Snakes and wild elephants menace the tent dwellers at night. Parents are worried about children who stray into the jungle. The ground tends to get soggy with the rains. The monsoon has been merciless this season.
Meanwhile, Sri Lanka’s Road Development Authority (RDA) has temporarily repaired the Komari causeway. As in other places, concerned residents express concern that the temporary fixture might make this vital link to their village a permanently patched up causeway.
Residents who have lost all their belongings and homes lament that when the Tsunami hit them last month their lives had just started improving after almost eighteen years economic hardships and deprivations they endured under the STF’s iron grip on Komari.
Fishing in the lagoon and the sea and rice cultivation in the fertile fields in the hinterlands to the west were banned by the STF. Essential supplies were also quite restricted.
The village, considered prosperous by eastcoast standards and its large Methodist middle class saw economic decline over the years as a consequence of ruthless counter insurgency measures by the STF.

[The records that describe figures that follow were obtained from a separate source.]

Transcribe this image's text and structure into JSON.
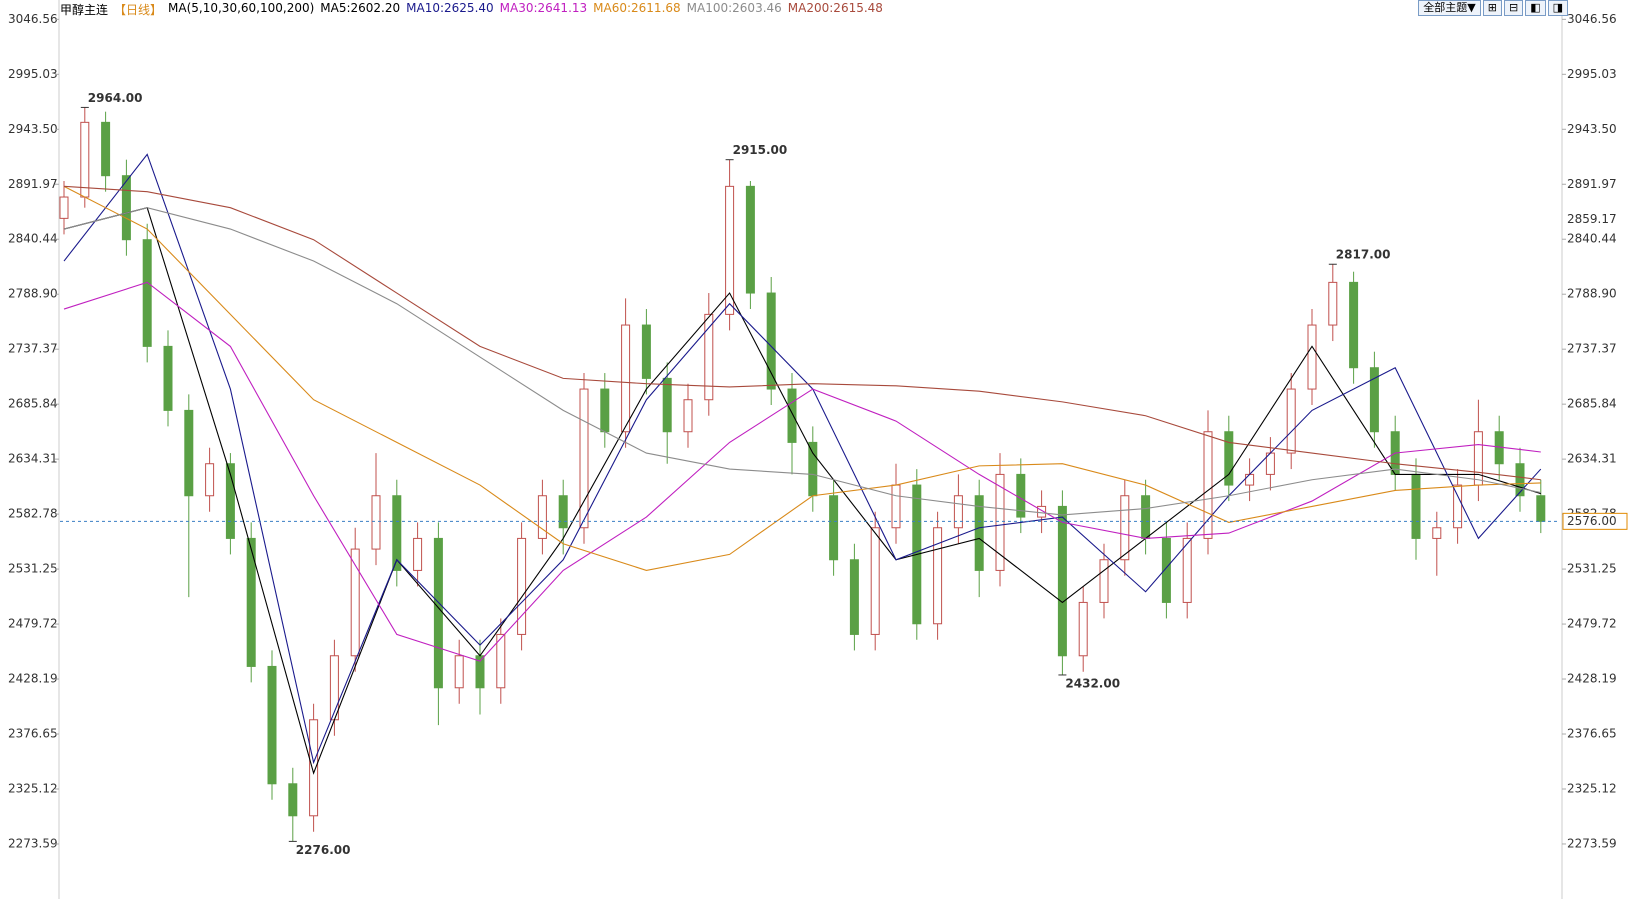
{
  "chart_data": {
    "type": "candlestick",
    "title": "甲醇主连",
    "period": "【日线】",
    "indicator": "MA(5,10,30,60,100,200)",
    "theme_button": "全部主题▼",
    "ylim": [
      2222,
      3060
    ],
    "yticks": [
      3046.56,
      2995.03,
      {
        "value": 2943.5,
        "label": "2943.50"
      },
      2891.97,
      2840.44,
      {
        "value": 2788.9,
        "label": "2788.90"
      },
      2737.37,
      2685.84,
      2634.31,
      2582.78,
      2531.25,
      2479.72,
      2428.19,
      2376.65,
      2325.12,
      2273.59
    ],
    "grid": false,
    "up_color": "#c0504d",
    "down_color": "#5aa045",
    "ohlc": [
      [
        2860,
        2895,
        2845,
        2880
      ],
      [
        2880,
        2964,
        2870,
        2950
      ],
      [
        2950,
        2960,
        2885,
        2900
      ],
      [
        2900,
        2915,
        2825,
        2840
      ],
      [
        2840,
        2855,
        2725,
        2740
      ],
      [
        2740,
        2755,
        2665,
        2680
      ],
      [
        2680,
        2695,
        2505,
        2600
      ],
      [
        2600,
        2645,
        2585,
        2630
      ],
      [
        2630,
        2640,
        2545,
        2560
      ],
      [
        2560,
        2575,
        2425,
        2440
      ],
      [
        2440,
        2455,
        2315,
        2330
      ],
      [
        2330,
        2345,
        2276,
        2300
      ],
      [
        2300,
        2405,
        2285,
        2390
      ],
      [
        2390,
        2465,
        2375,
        2450
      ],
      [
        2450,
        2570,
        2435,
        2550
      ],
      [
        2550,
        2640,
        2535,
        2600
      ],
      [
        2600,
        2615,
        2515,
        2530
      ],
      [
        2530,
        2575,
        2515,
        2560
      ],
      [
        2560,
        2575,
        2385,
        2420
      ],
      [
        2420,
        2465,
        2405,
        2450
      ],
      [
        2450,
        2465,
        2395,
        2420
      ],
      [
        2420,
        2485,
        2405,
        2470
      ],
      [
        2470,
        2575,
        2455,
        2560
      ],
      [
        2560,
        2615,
        2545,
        2600
      ],
      [
        2600,
        2615,
        2545,
        2570
      ],
      [
        2570,
        2715,
        2555,
        2700
      ],
      [
        2700,
        2715,
        2645,
        2660
      ],
      [
        2660,
        2785,
        2645,
        2760
      ],
      [
        2760,
        2775,
        2695,
        2710
      ],
      [
        2710,
        2725,
        2630,
        2660
      ],
      [
        2660,
        2705,
        2645,
        2690
      ],
      [
        2690,
        2790,
        2675,
        2770
      ],
      [
        2770,
        2915,
        2755,
        2890
      ],
      [
        2890,
        2895,
        2775,
        2790
      ],
      [
        2790,
        2805,
        2685,
        2700
      ],
      [
        2700,
        2715,
        2620,
        2650
      ],
      [
        2650,
        2665,
        2585,
        2600
      ],
      [
        2600,
        2615,
        2525,
        2540
      ],
      [
        2540,
        2555,
        2455,
        2470
      ],
      [
        2470,
        2585,
        2455,
        2570
      ],
      [
        2570,
        2630,
        2555,
        2610
      ],
      [
        2610,
        2625,
        2465,
        2480
      ],
      [
        2480,
        2585,
        2465,
        2570
      ],
      [
        2570,
        2620,
        2555,
        2600
      ],
      [
        2600,
        2615,
        2505,
        2530
      ],
      [
        2530,
        2640,
        2515,
        2620
      ],
      [
        2620,
        2635,
        2565,
        2580
      ],
      [
        2580,
        2605,
        2565,
        2590
      ],
      [
        2590,
        2605,
        2432,
        2450
      ],
      [
        2450,
        2515,
        2435,
        2500
      ],
      [
        2500,
        2555,
        2485,
        2540
      ],
      [
        2540,
        2615,
        2525,
        2600
      ],
      [
        2600,
        2615,
        2545,
        2560
      ],
      [
        2560,
        2575,
        2485,
        2500
      ],
      [
        2500,
        2575,
        2485,
        2560
      ],
      [
        2560,
        2680,
        2545,
        2660
      ],
      [
        2660,
        2675,
        2595,
        2610
      ],
      [
        2610,
        2635,
        2595,
        2620
      ],
      [
        2620,
        2655,
        2605,
        2640
      ],
      [
        2640,
        2715,
        2625,
        2700
      ],
      [
        2700,
        2775,
        2685,
        2760
      ],
      [
        2760,
        2817,
        2745,
        2800
      ],
      [
        2800,
        2810,
        2705,
        2720
      ],
      [
        2720,
        2735,
        2645,
        2660
      ],
      [
        2660,
        2675,
        2605,
        2620
      ],
      [
        2620,
        2635,
        2540,
        2560
      ],
      [
        2560,
        2585,
        2525,
        2570
      ],
      [
        2570,
        2625,
        2555,
        2610
      ],
      [
        2610,
        2690,
        2595,
        2660
      ],
      [
        2660,
        2675,
        2615,
        2630
      ],
      [
        2630,
        2645,
        2585,
        2600
      ],
      [
        2600,
        2615,
        2565,
        2576
      ]
    ],
    "x": [
      0,
      4,
      8,
      12,
      16,
      20,
      24,
      28,
      32,
      36,
      40,
      44,
      48,
      52,
      56,
      60,
      64,
      68,
      71
    ],
    "series": [
      {
        "name": "MA5:2602.20",
        "color": "#000000",
        "values": [
          2850,
          2870,
          2620,
          2340,
          2540,
          2450,
          2560,
          2700,
          2790,
          2640,
          2540,
          2560,
          2500,
          2560,
          2620,
          2740,
          2620,
          2620,
          2602
        ]
      },
      {
        "name": "MA10:2625.40",
        "color": "#1a1a8c",
        "values": [
          2820,
          2920,
          2700,
          2350,
          2540,
          2460,
          2540,
          2690,
          2780,
          2700,
          2540,
          2570,
          2580,
          2510,
          2600,
          2680,
          2720,
          2560,
          2625
        ]
      },
      {
        "name": "MA30:2641.13",
        "color": "#c020c0",
        "values": [
          2775,
          2800,
          2740,
          2600,
          2470,
          2445,
          2530,
          2580,
          2650,
          2700,
          2670,
          2620,
          2575,
          2560,
          2565,
          2595,
          2640,
          2648,
          2641
        ]
      },
      {
        "name": "MA60:2611.68",
        "color": "#d98a1a",
        "values": [
          2890,
          2850,
          2770,
          2690,
          2650,
          2610,
          2555,
          2530,
          2545,
          2600,
          2610,
          2628,
          2630,
          2610,
          2575,
          2590,
          2605,
          2610,
          2612
        ]
      },
      {
        "name": "MA100:2603.46",
        "color": "#8c8c8c",
        "values": [
          2850,
          2870,
          2850,
          2820,
          2780,
          2730,
          2680,
          2640,
          2625,
          2620,
          2600,
          2590,
          2582,
          2588,
          2600,
          2615,
          2625,
          2615,
          2603
        ]
      },
      {
        "name": "MA200:2615.48",
        "color": "#a84a3c",
        "values": [
          2890,
          2885,
          2870,
          2840,
          2790,
          2740,
          2710,
          2705,
          2702,
          2705,
          2703,
          2698,
          2688,
          2675,
          2650,
          2640,
          2630,
          2622,
          2615
        ]
      }
    ],
    "annotations": [
      {
        "x": 1,
        "value": 2964,
        "label": "2964.00",
        "color": "#c0392b"
      },
      {
        "x": 32,
        "value": 2915,
        "label": "2915.00",
        "color": "#c0392b"
      },
      {
        "x": 61,
        "value": 2817,
        "label": "2817.00",
        "color": "#c0392b"
      },
      {
        "x": 11,
        "value": 2276,
        "label": "2276.00",
        "color": "#4f9a3c"
      },
      {
        "x": 48,
        "value": 2432,
        "label": "2432.00",
        "color": "#4f9a3c"
      }
    ],
    "price_lines": [
      {
        "value": 2576,
        "label": "2576.00",
        "color": "#e08a00",
        "line_color": "#3a7fc4"
      },
      {
        "value": 2859.17,
        "label": "2859.17",
        "color": "#e08a00"
      }
    ]
  }
}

The cease fire between the Liberation Tigers and the Government of Sri Lanka changed everything for the better. Restrictions were lifted. Farming, fishing and business began to improve in Komari and its environs. New homes in this picturesque village by the Bay of Bengal were signs of the good times.
Many residents who have lost their houses fear that the Sri Lankan government may never build them permanent homes.
“If somebody helps us build our homes, we will rebuild our lives”, Mrs. G. Kanakammah, a senior resident of Komari said, standing amidst the debris that was once her garden.
STF post at the Refugee camp for Komari refugees.